Wenn wir der Melodie den Vorzug über die Harmonie einräumen, so wollen wir deswegen die Wichtigkeit der Harmonie nicht streitig machen. Wir haben schon erinnert, dass mehrstimmige Sachen, Duette, Trio, Chöre unter die wichtigsten Werke der Musik gehören. Nun kann ein Mensch das größte Genie zu melodischen Erfindungen haben und doch nicht im Stande sein, vier Takte in einem Duett oder Trio richtig zu setzen. Denn hierzu ist die genaueste Kenntnis der Harmonie unumgänglich notwendig. Aber auch außer diesen Fällen, wo nur eine einzige Melodie vorhanden ist, wie in Arien, ist die Kenntnis der Harmonie entweder notwendig oder doch von großem Nutzen. Notwendig ist sie zu solchen Stücken, wie die heutigen Opernarien sind, da ein kurzer melodischer Satz, der den wahren Ausdruck der im Text geäußerten Empfindung enthält, etwas ausführlich muss behandelt und durch eine gute Modulation in verschiedenen Schattierungen vorgetragen werden. Ohne Kenntnis der Harmonie hat keine Modulation statt; und jedermann empfindet, wie kräftig bisweilen der Ausdruck selbst durch die Harmonie unterstützt werde. Nicht selten geschiehet es, dass gewisse tief ins Herz dringende Töne ihre Kraft bloß von der Harmonie haben; wie aus verschiedenen chromatischen und enharmonischen Gängen könnte gezeigt werden, wo es ohne gründliche Kenntnis der Harmonie nicht möglich gewesen wäre, selbst in der Melodie auf die Töne, die eben die nachdrücklichsten sind, zukommen.

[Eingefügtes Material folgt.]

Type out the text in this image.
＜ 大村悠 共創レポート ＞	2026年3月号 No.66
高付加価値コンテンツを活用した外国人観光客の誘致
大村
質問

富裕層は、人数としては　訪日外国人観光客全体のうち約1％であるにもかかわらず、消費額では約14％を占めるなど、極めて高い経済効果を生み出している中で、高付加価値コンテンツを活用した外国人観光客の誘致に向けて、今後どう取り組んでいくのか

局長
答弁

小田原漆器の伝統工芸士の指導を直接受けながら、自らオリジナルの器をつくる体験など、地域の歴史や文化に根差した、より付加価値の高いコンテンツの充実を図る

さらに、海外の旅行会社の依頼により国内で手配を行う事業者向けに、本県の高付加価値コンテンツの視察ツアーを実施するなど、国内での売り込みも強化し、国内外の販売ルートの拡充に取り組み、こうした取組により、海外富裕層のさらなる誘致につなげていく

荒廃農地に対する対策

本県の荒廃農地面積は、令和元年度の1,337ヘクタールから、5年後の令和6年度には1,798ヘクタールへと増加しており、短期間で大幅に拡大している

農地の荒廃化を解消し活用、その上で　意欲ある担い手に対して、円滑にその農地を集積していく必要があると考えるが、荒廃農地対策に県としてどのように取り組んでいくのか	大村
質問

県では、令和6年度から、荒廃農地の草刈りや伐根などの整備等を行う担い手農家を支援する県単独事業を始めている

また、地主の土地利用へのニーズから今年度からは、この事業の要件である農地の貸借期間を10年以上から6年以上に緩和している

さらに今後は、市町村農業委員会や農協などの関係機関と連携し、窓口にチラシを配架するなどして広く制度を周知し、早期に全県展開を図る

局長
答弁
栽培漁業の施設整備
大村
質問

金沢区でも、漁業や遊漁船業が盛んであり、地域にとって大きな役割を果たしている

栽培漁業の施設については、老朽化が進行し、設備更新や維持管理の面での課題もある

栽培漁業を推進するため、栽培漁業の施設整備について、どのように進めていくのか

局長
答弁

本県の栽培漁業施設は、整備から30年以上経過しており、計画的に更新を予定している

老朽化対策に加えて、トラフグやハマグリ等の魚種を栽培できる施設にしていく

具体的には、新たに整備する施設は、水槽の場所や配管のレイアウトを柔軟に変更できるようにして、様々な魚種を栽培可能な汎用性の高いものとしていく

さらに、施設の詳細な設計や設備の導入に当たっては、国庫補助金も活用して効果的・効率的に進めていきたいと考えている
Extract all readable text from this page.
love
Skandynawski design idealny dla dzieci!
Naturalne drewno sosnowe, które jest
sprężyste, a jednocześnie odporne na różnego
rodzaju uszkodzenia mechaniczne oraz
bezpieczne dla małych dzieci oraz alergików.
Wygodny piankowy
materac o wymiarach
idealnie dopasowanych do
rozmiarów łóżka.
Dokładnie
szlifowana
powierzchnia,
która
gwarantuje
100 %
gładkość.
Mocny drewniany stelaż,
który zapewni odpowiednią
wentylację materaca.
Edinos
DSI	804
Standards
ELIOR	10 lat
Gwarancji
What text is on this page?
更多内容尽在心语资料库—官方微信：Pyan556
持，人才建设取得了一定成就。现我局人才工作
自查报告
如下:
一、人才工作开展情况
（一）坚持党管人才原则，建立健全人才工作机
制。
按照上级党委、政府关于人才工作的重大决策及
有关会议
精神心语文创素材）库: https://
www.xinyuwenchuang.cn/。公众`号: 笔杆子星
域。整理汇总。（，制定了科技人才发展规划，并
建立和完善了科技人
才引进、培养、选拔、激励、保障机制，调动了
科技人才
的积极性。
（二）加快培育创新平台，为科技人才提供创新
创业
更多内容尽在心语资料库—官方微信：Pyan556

Überdem ist es doch unleugbar, dass auch schon in der Harmonie selbst einige Kraft zum Ausdruck liege. Ein starker Harmoniste kann, ohne Melodie, Bewegung und Rhythmus, viel Leidenschaftliches ausdrücken und das Gemüt auf mancherlei Art in Unruh setzen oder besänftigen. Sind nicht bisweilen einzelne Töne, die der Schmerzen oder das Schrecken oder die Verzweiflung erpreßt, so kräftig, dass sie ins innerste der Seele dringen? Dergleichen Töne können schlechterdings nur durch künstliche Harmonie nachgeahmt werden; denn ihre Kraft liegt allemal in dem, was sie Dissonierendes haben. Ein einziger Ton einer reinen Saite, ist allemal angenehm und ergötzend; aber eine nicht reine Saite kann einen nicht bloß unangeneh men, sondern wirklich leidenschaftlichen Ton hören lassen. Nun ist der Klang einer reinen Saite aus harmonischen Tönen zusammengesetzt, der Klang der unreinen Saite hingegen ist eine Vermischung harmonischer und unharmonischer Töne, die gewiss nur derjenige ausfindig zu machen und nachzuahmen im Stand ist, der die Harmonie vollkommen versteht.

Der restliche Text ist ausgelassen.